I’m a little tardy in this but I haven’t seen it handled elsewhere yet so it’s still worth writing about. Last week, the Equality and Human Rights Commission published their Codes of Practice for the Equality Act 2010 – one on Employment, one on Services and a final one on Equal Pay. (I’ll use paragraph numbers from the Services document here as much of the content is replicated across all three documents)
Although laid before parliament, the Codes of Practice are not law themselves but interpretations of the law. Having said that, employment lawyers have suggested that they are still influential documents in determining how judges interpret law and more critically, what happens on the ground. To my mind, that’s more important to those that are discriminated against than the outcome of an appeal on a point of law years after the event.
The Codes of Practice are somewhat of a mixed bag. There are some good bits, some bad bits and one particularly ugly bit that I suspect many people really won’t like – although I can see why it is in there from the point of view of the Commission.
We’ll start, logically, with the good. For those having problems with employers or anyone providing a service, the Codes of Practice provide one convenient document appropriate to the situation that can be printed off, rolled up (If you can figure out how to roll up documents that are nearly 300 pages long) and used to beat them over the head with. Granted, it might be more useful to actually hand them the document or point them at an online link but at least you have that option to relieve stress.
Perhaps more practically, the definition of “gender reassignment” is now interpreted as much broader than previously. (2.20-2.21) You don’t need to be seeing a doctor – perhaps of more use to trans men than women, and that is indeed the example given. However it also mentions that this may be of help to trans children, as schools can’t discriminate against trans children who might have difficulty accessing medical services.
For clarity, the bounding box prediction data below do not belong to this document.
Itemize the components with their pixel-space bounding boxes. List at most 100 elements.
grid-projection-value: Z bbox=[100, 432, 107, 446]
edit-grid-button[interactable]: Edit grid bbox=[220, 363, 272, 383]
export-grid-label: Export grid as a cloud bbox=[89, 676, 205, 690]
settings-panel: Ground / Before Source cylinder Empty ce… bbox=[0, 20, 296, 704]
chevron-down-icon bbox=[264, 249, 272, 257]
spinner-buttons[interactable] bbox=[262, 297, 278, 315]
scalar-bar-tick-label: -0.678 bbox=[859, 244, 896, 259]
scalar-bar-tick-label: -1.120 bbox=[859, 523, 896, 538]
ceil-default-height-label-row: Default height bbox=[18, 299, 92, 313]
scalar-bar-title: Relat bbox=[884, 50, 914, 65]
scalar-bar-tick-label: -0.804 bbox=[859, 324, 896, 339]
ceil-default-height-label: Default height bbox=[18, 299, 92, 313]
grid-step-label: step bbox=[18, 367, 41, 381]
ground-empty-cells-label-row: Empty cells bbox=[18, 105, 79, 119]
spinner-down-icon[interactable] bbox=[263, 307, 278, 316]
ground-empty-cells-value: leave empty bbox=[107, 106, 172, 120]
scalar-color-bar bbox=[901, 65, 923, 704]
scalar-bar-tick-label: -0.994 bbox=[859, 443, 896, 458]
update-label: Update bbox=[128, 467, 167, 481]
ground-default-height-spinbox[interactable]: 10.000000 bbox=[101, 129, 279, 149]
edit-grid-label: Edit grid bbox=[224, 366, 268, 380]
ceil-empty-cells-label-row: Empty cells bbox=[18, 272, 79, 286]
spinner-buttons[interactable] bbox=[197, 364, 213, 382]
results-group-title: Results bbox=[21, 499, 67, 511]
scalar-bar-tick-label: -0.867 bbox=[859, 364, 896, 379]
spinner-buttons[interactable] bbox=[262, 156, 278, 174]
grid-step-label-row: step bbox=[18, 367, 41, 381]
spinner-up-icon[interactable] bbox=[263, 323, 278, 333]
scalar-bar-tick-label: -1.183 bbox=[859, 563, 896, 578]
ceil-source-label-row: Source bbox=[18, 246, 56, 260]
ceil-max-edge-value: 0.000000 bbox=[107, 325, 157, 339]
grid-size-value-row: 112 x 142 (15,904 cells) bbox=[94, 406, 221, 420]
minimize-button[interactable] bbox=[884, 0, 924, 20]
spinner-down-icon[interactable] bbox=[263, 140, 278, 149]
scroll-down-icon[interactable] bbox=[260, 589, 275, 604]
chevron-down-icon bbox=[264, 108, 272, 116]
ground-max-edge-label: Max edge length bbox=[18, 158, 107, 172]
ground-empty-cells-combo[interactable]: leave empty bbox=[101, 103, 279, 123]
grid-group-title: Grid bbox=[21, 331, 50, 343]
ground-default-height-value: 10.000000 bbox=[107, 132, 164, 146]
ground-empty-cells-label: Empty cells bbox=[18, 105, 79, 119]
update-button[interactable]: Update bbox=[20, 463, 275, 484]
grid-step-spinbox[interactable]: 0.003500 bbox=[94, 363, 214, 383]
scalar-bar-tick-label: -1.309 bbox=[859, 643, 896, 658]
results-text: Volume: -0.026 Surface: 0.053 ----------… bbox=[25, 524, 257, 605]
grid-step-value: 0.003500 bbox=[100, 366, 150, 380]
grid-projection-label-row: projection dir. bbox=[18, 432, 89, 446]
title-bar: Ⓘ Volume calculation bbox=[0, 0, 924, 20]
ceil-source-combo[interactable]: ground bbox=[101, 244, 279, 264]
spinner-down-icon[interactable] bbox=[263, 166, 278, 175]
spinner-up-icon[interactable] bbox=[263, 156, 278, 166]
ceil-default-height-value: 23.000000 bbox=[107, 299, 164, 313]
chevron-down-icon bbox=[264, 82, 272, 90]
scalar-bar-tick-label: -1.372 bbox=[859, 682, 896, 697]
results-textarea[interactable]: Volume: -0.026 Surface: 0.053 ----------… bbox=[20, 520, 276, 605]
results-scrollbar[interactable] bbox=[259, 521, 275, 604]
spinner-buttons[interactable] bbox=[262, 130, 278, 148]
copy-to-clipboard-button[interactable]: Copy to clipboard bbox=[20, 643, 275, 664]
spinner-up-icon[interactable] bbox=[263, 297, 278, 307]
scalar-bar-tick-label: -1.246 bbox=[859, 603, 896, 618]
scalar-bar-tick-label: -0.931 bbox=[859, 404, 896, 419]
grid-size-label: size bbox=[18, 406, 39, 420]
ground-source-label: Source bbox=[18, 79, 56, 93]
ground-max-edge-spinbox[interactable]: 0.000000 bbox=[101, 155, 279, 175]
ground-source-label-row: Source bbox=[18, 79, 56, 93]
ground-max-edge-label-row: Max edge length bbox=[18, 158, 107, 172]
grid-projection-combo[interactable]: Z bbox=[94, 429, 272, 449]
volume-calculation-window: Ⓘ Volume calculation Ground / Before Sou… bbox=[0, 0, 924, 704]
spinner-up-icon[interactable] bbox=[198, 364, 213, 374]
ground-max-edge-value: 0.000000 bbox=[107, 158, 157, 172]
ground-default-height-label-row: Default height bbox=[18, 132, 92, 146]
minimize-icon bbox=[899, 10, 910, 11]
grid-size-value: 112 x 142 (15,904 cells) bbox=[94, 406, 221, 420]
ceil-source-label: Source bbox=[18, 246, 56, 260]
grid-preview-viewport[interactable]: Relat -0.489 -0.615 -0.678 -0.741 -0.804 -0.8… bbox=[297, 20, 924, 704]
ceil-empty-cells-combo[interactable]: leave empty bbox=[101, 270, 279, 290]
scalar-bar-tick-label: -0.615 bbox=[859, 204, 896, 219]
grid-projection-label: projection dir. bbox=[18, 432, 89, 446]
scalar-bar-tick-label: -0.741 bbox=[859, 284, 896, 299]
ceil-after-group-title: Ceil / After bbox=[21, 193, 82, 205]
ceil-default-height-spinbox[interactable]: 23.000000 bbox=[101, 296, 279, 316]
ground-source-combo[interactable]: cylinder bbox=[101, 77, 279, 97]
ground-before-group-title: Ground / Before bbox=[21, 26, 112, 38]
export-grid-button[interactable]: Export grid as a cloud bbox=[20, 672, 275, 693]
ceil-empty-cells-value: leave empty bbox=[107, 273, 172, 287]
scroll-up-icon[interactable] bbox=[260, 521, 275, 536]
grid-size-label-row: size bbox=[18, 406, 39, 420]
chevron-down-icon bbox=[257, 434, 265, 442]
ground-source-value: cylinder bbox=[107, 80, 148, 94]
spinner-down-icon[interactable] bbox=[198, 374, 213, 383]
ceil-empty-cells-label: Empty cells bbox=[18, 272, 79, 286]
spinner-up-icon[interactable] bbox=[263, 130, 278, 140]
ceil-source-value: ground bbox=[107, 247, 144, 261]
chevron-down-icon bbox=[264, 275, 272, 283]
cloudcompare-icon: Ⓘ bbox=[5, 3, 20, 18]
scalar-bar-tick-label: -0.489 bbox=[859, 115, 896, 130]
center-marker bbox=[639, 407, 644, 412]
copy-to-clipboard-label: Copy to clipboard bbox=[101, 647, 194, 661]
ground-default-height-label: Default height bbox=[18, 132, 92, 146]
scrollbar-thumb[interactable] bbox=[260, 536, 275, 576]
You also don’t need to actually be transitioning to get protection, considering it or having considered it is enough. (2.22-2.24) This is interesting because the example given says that you can, for example, tell someone who wants to come crossdressed to a party “for a laugh” that they can’t because that wouldn’t be discrimination. But, as soon as you’re dealing with someone who is at all transgender identified, it gets a bit more complex. I’ve known quite a few people who were “just” crossdressers who went on to transition, so it would seem that you could make a case out here for protection of anyone with a history of transgender identification.
Remember the example of the children. you don’t need to say out loud “I’m thinking of transitioning” to get protection, as children do not have the necessary wherewithal to be able to express themselves in such a way. (I don’t believe this would extend as far as toilets or changing facilities however, due to the “someone might be offended” clauses in the act.)
Another good point is that it is explicitly stated that you should not ask for a Gender Recognition Certificate (2.27) as that’s a breach of privacy. Instead, if you are uncertain of a persons legal gender, you can ask for a birth certificate. (Although this could be problematic for anyone not born in the UK as they may not have an accurate birth certificate and only a GRC) This is slightly confusing in context, as the act does make having a GRC/updated birth certificate largely pointless except for the ability to marry, from what I can tell.
The bad is that the codes of practice do not go any way to clearing up the whole mess around rape counselling and similar services. They give a positive example of a health spa where it would be unlawful to discriminate because other users felt uncomfortable around one person but do not elaborate as much as I would have liked.
It seems this is partially because the commission itself are not quite sure what the effect of the law may be. This is particularly so on the topic of Gender Recognition Certificates apparently no longer fully protecting someone against employment discrimination.
One positive point – and it is not, sadly, in the code of practice – but I’m aware that the commission consider it would be illegal to operate a blanket ban on trans people for any service and it has to be considered for each individual case. This would mean you could not have a “women-born-women” only policy for anything, even rape counselling.
Which brings us on to the ugly (13.58) and part of the reason it seems they believe it needs to be considered case-by-case. I’m going to quote verbatim from the Code of Practice for this one:
Service providers should be aware that where a transsexual person is visually and for all practical purposes indistinguishable from a non-transseuxal person of that gender, they should normally be treated according to their acquired gender, unless there are strong reasons to the contrary.
This just makes me cringe. It’s passing privilege enshrined within official guidance, saying “If you’re lucky enough to pass or can afford facial surgery, well done! You’re protected”. However, if you’re unlucky enough not to pass and do actually need the protection? The message is “Sorry, you’re out of luck.”
Given that the gender reassignment protections work even if you are not transsexual and just look a bit like you might be, it could be said that the Equality Act specifically allows discrimination against “ugly” people.
Still, I notice the nice get-out for those of us that do pass – “strong reasons to the contrary”. Ugh.